Research Activities & Impact

The Friedman School is doing important work locally and globally in all areas of nutrition science and policy. We hope to illustrate the depth and breadth of our research and impact by detailing some of our projects and initiatives, both active and past. Browse using our major theme areas, and we'll have a map function very soon!
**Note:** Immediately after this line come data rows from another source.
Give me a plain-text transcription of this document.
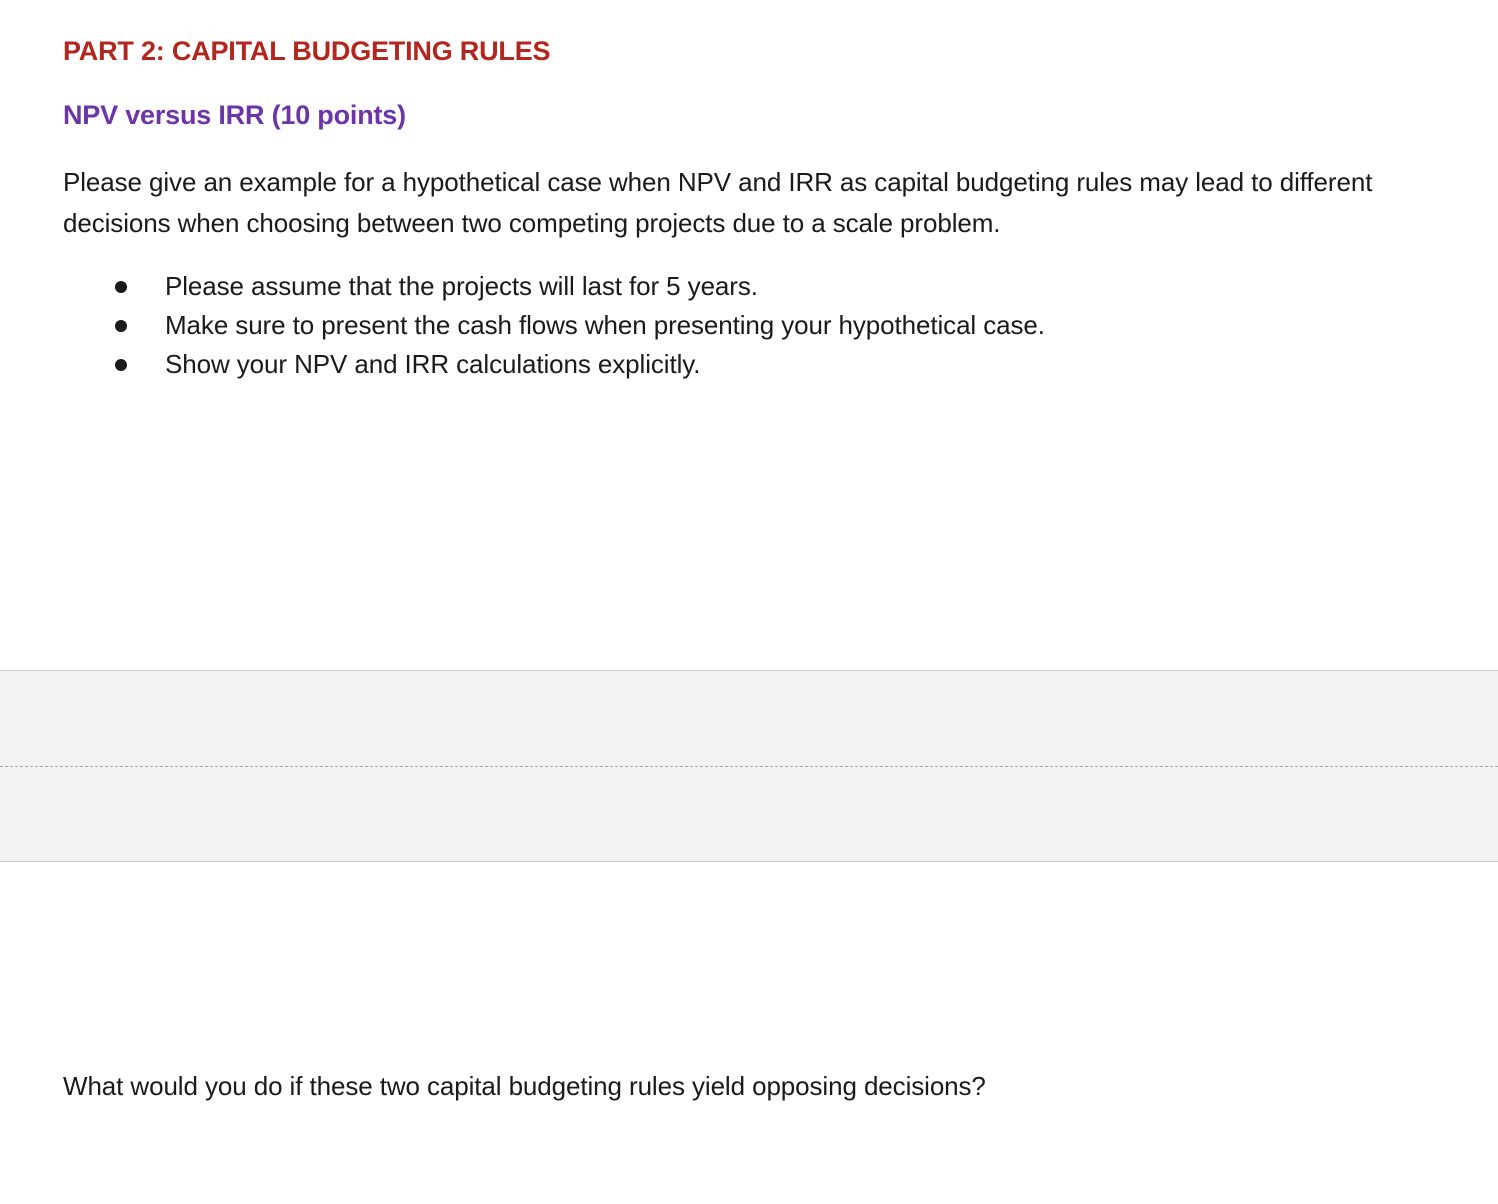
PART 2: CAPITAL BUDGETING RULES
NPV versus IRR (10 points)

Please give an example for a hypothetical case when NPV and IRR as capital budgeting rules may lead to different decisions when choosing between two competing projects due to a scale problem.

Please assume that the projects will last for 5 years.
Make sure to present the cash flows when presenting your hypothetical case.
Show your NPV and IRR calculations explicitly.

What would you do if these two capital budgeting rules yield opposing decisions?
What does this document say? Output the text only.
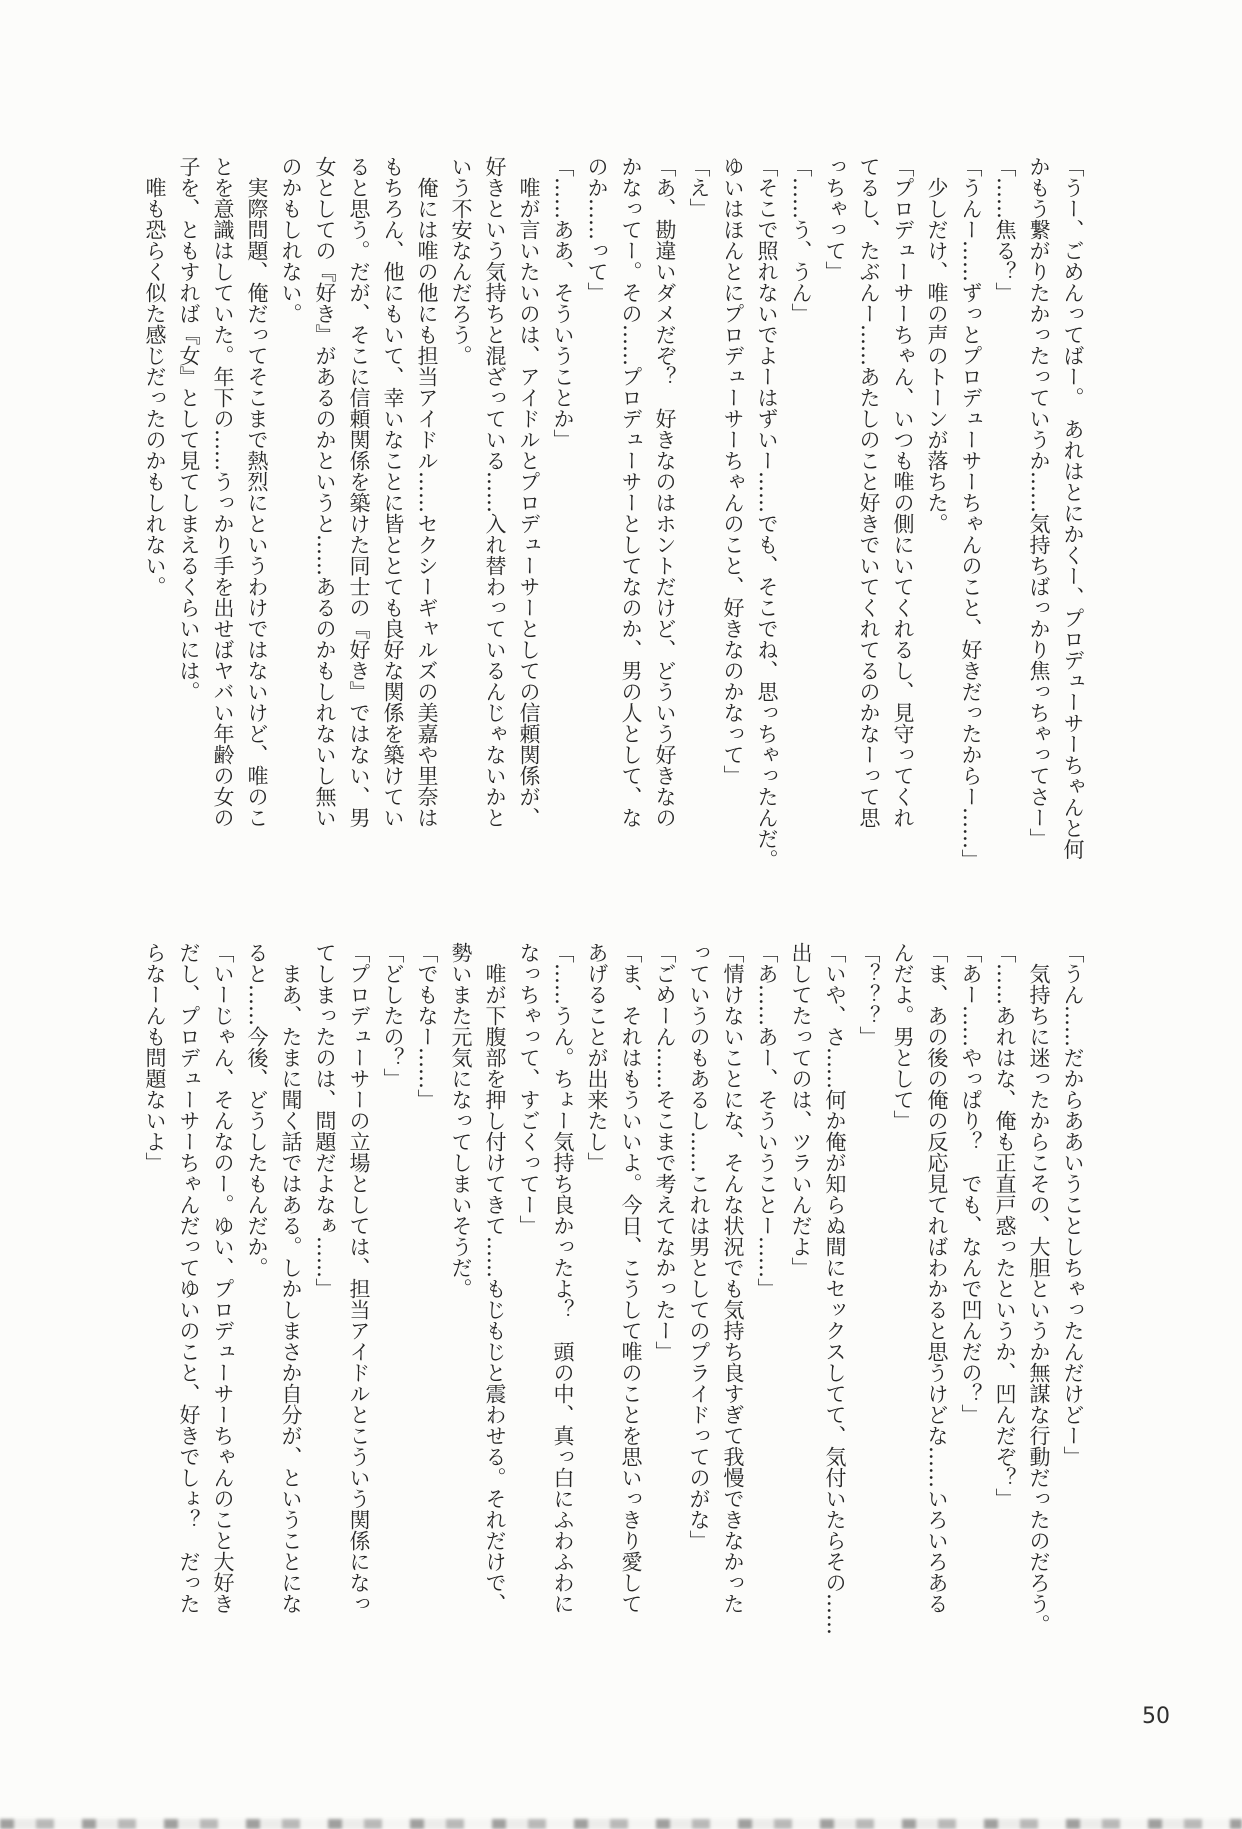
「うー、ごめんってばー。　あれはとにかくー、プロデューサーちゃんと何

かもう繋がりたかったっていうか……気持ちばっかり焦っちゃってさー」

「……焦る？」

「うんー……ずっとプロデューサーちゃんのこと、好きだったからー……」

　少しだけ、唯の声のトーンが落ちた。

「プロデューサーちゃん、いつも唯の側にいてくれるし、見守ってくれ

てるし、たぶんー……あたしのこと好きでいてくれてるのかなーって思

っちゃって」

「……う、うん」

「そこで照れないでよーはずいー……でも、そこでね、思っちゃったんだ。

ゆいはほんとにプロデューサーちゃんのこと、好きなのかなって」

「え」

「あ、勘違いダメだぞ？　好きなのはホントだけど、どういう好きなの

かなってー。その……プロデューサーとしてなのか、男の人として、な

のか……って」

「……ああ、そういうことか」

　唯が言いたいのは、アイドルとプロデューサーとしての信頼関係が、

好きという気持ちと混ざっている……入れ替わっているんじゃないかと

いう不安なんだろう。

　俺には唯の他にも担当アイドル……セクシーギャルズの美嘉や里奈は

もちろん、他にもいて、幸いなことに皆ととても良好な関係を築けてい

ると思う。だが、そこに信頼関係を築けた同士の『好き』ではない、男

女としての『好き』があるのかというと……あるのかもしれないし無い

のかもしれない。

　実際問題、俺だってそこまで熱烈にというわけではないけど、唯のこ

とを意識はしていた。年下の……うっかり手を出せばヤバい年齢の女の

子を、ともすれば『女』として見てしまえるくらいには。

　唯も恐らく似た感じだったのかもしれない。

「うん……だからああいうことしちゃったんだけどー」

　気持ちに迷ったからこその、大胆というか無謀な行動だったのだろう。

「……あれはな、俺も正直戸惑ったというか、凹んだぞ？」

「あー……やっぱり？　でも、なんで凹んだの？」

「ま、あの後の俺の反応見てればわかると思うけどな……いろいろある

んだよ。男として」

「？？？」

「いや、さ……何か俺が知らぬ間にセックスしてて、気付いたらその……

出してたってのは、ツラいんだよ」

「あ……あー、そういうことー……」

「情けないことにな、そんな状況でも気持ち良すぎて我慢できなかった

っていうのもあるし……これは男としてのプライドってのがな」

「ごめーん……そこまで考えてなかったー」

「ま、それはもういいよ。今日、こうして唯のことを思いっきり愛して

あげることが出来たし」

「……うん。ちょー気持ち良かったよ？　頭の中、真っ白にふわふわに

なっちゃって、すごくってー」

　唯が下腹部を押し付けてきて……もじもじと震わせる。それだけで、

勢いまた元気になってしまいそうだ。

「でもなー……」

「どしたの？」

「プロデューサーの立場としては、担当アイドルとこういう関係になっ

てしまったのは、問題だよなぁ……」

　まあ、たまに聞く話ではある。しかしまさか自分が、ということにな

ると……今後、どうしたもんだか。

「いーじゃん、そんなのー。ゆい、プロデューサーちゃんのこと大好き

だし、プロデューサーちゃんだってゆいのこと、好きでしょ？　だった

らなーんも問題ないよ」

50
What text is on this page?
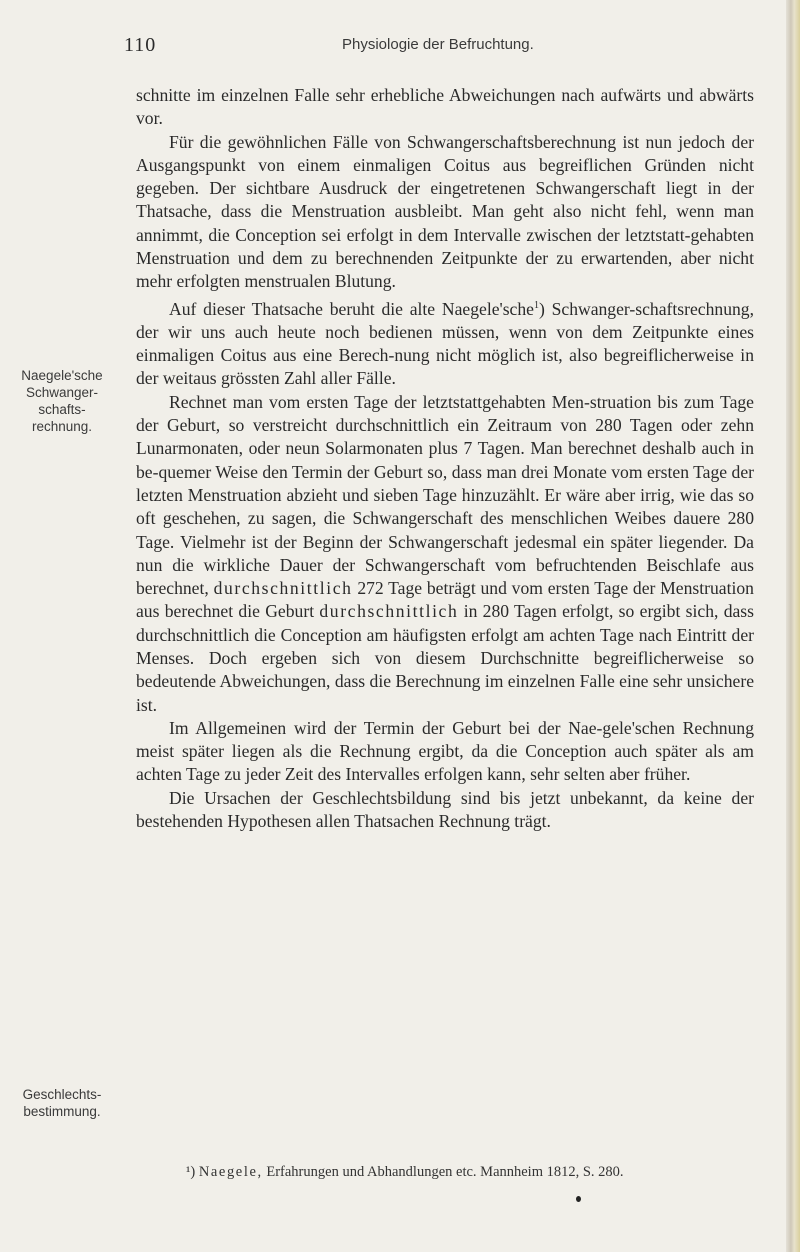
110	Physiologie der Befruchtung.
Naegele'sche
Schwanger-
schafts-
rechnung.
Geschlechts-
bestimmung.

schnitte im einzelnen Falle sehr erhebliche Abweichungen nach aufwärts und abwärts vor.

Für die gewöhnlichen Fälle von Schwangerschaftsberechnung ist nun jedoch der Ausgangspunkt von einem einmaligen Coitus aus begreiflichen Gründen nicht gegeben. Der sichtbare Ausdruck der eingetretenen Schwangerschaft liegt in der Thatsache, dass die Menstruation ausbleibt. Man geht also nicht fehl, wenn man annimmt, die Conception sei erfolgt in dem Intervalle zwischen der letztstatt-gehabten Menstruation und dem zu berechnenden Zeitpunkte der zu erwartenden, aber nicht mehr erfolgten menstrualen Blutung.

Auf dieser Thatsache beruht die alte Naegele'sche$^1$) Schwanger-schaftsrechnung, der wir uns auch heute noch bedienen müssen, wenn von dem Zeitpunkte eines einmaligen Coitus aus eine Berech-nung nicht möglich ist, also begreiflicherweise in der weitaus grössten Zahl aller Fälle.

Rechnet man vom ersten Tage der letztstattgehabten Men-struation bis zum Tage der Geburt, so verstreicht durchschnittlich ein Zeitraum von 280 Tagen oder zehn Lunarmonaten, oder neun Solarmonaten plus 7 Tagen. Man berechnet deshalb auch in be-quemer Weise den Termin der Geburt so, dass man drei Monate vom ersten Tage der letzten Menstruation abzieht und sieben Tage hinzuzählt. Er wäre aber irrig, wie das so oft geschehen, zu sagen, die Schwangerschaft des menschlichen Weibes dauere 280 Tage. Vielmehr ist der Beginn der Schwangerschaft jedesmal ein später liegender. Da nun die wirkliche Dauer der Schwangerschaft vom befruchtenden Beischlafe aus berechnet, durchschnittlich 272 Tage beträgt und vom ersten Tage der Menstruation aus berechnet die Geburt durchschnittlich in 280 Tagen erfolgt, so ergibt sich, dass durchschnittlich die Conception am häufigsten erfolgt am achten Tage nach Eintritt der Menses. Doch ergeben sich von diesem Durchschnitte begreiflicherweise so bedeutende Abweichungen, dass die Berechnung im einzelnen Falle eine sehr unsichere ist.

Im Allgemeinen wird der Termin der Geburt bei der Nae-gele'schen Rechnung meist später liegen als die Rechnung ergibt, da die Conception auch später als am achten Tage zu jeder Zeit des Intervalles erfolgen kann, sehr selten aber früher.

Die Ursachen der Geschlechtsbildung sind bis jetzt unbekannt, da keine der bestehenden Hypothesen allen Thatsachen Rechnung trägt.

¹) Naegele, Erfahrungen und Abhandlungen etc. Mannheim 1812, S. 280.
New Entry Sustainable Farming Project

In 1998, New Entry was launched by The Friedman School in order to develop a cost-effective strategy to integrate recent immigrants and refugees with farming backgrounds into Massachusetts agriculture. In 2007, New Entry conducted a broad environmental analysis of the burgeoning food movement and expanded its target audience to beginning farmers of all backgrounds with a desire to grow food to create a resilient local food economy.

Project Status: 
Active

Shape Up Somerville

Funded by the Centers for Disease Control and Prevention, Shape Up Somerville: Eat Smart. Play Hard. was a 3-year (2002-2005), environmental change intervention designed to prevent obesity in culturally diverse, high-risk, early-elementary school children. Led by Dr. Christina Economos (N96), the Shape Up team developed and implemented strategies designed to create energy balance for 1st-3rd graders in Somerville. In before-, during-, and after-school environments, interventions were focused on increasing the number of physical activity options available to children throughout the day and on improving dietary choices.

Project Status: 
Past

The Daily D Study: Impact of Vitamin D Supplementation on Cardiometabolic Risk in Schoolchildren

Vitamin D deficiency has been linked to the development of cardiovascular disease and it is estimated that six million children are currently vitamin D deficient. Vitamin D deficiency is even more common in northern latitudes, amongst some minority groups with darker skin pigmentation, and in those who are overweight or obese. In these groups, higher supplemental doses may be needed to maintain optimal serum levels and to prevent cardiovascular risk.

Project Status: 
Past

The GREEN Project Lunch Box Study

The GREEN Project Lunch Box Study is a school-based nutrition intervention designed to improve the nutritional quality of foods children bring from home to school. The three-year project, funded by the National Institutes of Health, involves the design, implementation, and evaluation of an innovative communications campaign for third and fourth grade students and their families. The pilot phase of the project was completed in June 2011, and the main intervention took place in schools throughout Eastern Massachusetts during the 2011-2012 school year.

Project Status: 
Past

Thrifty Food Calculator

This calculator is a tool for learning about tradeoffs between the nutrition quality and costs of foods available in the United States. Your challenge is to create a nutritious, affordable, and tasty food plan that meets your own nutrition policy goals. This challenge is similar to the task faced by USDA nutritionists and economists when they developed the Thrifty Food Plan (TFP).